Waldmire was jaundiced and weak, but his face was bright and welcoming, and as Crook recalls: “He was extremely serene and easy to be around. [He was] in very good humor.” Waldmire had a final word of wisdom for his friends and family, warning them to do as he would have wanted them to: “I’ll be up there watching down on you folks, [so] make sure.” On December 16th, 2009 Bob Waldmire drew his last breath. “He did pass with a smile on his lips,” Buz Waldmire remembers. “He was at peace when he passed.”
But even in death, Waldmire could not resist one final “project.” Portions of his ashes were to be spread around multiple sites along the highway, into the Mississippi River from the Chain of Rocks Bridge, around his eco-paradise in Portal, Arizona, and off of the Santa Monica Pier. The rest were buried with his parents. His fleet of unique cars were given one last ride before being retired to the Route 66 Museum in Pontiac, Illinois, and his Land-yacht remains unchanged to this day, stuffed wall to wall with his treasures. Pontiac is also home to the last piece that Waldmire ever made; a map of the route, finished a couple weeks before his death, and painted on a wall 66 feet long.
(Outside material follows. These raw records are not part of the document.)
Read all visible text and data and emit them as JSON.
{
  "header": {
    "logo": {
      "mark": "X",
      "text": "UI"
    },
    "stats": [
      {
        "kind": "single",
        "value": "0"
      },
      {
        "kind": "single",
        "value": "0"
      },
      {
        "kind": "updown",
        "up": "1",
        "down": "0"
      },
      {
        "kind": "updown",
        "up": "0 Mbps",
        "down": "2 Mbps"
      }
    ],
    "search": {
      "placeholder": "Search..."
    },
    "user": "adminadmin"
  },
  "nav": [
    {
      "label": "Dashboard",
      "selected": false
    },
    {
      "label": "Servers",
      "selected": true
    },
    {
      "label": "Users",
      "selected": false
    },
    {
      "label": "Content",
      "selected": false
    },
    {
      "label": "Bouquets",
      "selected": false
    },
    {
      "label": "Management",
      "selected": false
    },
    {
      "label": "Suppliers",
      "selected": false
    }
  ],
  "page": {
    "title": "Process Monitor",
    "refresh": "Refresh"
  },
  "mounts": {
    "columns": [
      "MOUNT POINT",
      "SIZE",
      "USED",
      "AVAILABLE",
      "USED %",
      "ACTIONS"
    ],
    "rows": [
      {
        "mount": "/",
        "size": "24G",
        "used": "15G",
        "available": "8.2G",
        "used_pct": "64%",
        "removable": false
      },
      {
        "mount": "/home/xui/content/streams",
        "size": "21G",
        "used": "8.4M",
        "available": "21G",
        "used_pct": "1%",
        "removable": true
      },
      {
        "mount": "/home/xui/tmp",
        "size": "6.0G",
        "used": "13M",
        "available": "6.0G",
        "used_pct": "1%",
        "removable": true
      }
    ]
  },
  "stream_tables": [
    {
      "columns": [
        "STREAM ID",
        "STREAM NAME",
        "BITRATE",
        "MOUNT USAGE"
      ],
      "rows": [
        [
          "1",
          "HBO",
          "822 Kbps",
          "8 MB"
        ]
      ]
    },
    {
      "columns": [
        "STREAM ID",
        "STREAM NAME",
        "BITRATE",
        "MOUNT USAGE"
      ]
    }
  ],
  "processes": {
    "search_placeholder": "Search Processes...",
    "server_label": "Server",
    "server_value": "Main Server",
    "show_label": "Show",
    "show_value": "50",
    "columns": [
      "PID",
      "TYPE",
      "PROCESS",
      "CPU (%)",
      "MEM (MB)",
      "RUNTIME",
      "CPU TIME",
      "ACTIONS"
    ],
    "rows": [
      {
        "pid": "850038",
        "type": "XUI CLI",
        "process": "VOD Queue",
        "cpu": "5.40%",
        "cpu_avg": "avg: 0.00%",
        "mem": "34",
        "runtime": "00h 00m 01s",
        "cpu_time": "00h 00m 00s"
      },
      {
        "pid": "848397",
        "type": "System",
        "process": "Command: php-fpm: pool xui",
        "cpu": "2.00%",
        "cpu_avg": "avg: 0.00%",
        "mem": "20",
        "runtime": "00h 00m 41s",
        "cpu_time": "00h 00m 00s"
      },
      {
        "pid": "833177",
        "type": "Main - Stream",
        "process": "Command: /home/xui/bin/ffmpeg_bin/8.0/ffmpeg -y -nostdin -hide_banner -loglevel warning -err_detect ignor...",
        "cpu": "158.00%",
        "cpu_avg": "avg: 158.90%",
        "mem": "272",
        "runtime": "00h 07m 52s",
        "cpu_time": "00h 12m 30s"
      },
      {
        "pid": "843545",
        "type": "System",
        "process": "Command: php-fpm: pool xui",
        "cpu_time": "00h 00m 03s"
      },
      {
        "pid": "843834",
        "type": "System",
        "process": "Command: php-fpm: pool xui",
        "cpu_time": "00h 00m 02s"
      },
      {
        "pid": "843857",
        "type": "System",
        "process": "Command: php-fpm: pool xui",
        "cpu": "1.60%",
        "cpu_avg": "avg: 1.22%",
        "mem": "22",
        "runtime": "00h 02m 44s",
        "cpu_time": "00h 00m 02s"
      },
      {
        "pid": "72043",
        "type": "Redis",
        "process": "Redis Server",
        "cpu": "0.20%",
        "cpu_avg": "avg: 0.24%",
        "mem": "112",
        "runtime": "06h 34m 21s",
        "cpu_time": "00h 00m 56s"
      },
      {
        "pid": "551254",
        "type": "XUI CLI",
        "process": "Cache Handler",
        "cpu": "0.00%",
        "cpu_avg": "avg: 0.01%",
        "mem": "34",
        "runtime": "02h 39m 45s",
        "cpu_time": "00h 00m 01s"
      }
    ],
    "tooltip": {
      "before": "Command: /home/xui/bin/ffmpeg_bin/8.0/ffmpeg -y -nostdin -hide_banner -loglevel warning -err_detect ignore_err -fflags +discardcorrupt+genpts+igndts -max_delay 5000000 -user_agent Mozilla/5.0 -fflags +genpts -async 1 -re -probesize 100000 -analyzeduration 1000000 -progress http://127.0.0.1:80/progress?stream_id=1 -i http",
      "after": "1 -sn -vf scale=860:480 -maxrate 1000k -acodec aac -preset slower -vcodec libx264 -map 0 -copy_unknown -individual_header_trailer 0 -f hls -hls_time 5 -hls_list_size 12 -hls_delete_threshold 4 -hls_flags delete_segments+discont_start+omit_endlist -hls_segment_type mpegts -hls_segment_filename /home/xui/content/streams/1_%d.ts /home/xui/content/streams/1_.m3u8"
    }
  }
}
Bob Waldmire was a complicated man, fiercely protective of the things and people that he loved and unusually laid back about pretty much everything else. He was a talented artist and a dedicated traveler, seemingly a searching soul for much of his life. To some a carefree, nomadic hippie, while to others, a modern-day prophet whose art and life philosophy was inspirational and revered. He despised corporate greed, but envisioned a life of financial success for himself. Few got to know Waldmire well, while those who did speak of a dear friend with strong opinions and a gentle disposition.
Bob Waldmire the man, died at 64 years of age, too soon by anyone’s standards. But the legacy of Bob Waldmire the Route 66 artist and icon, continues on, alive and strong.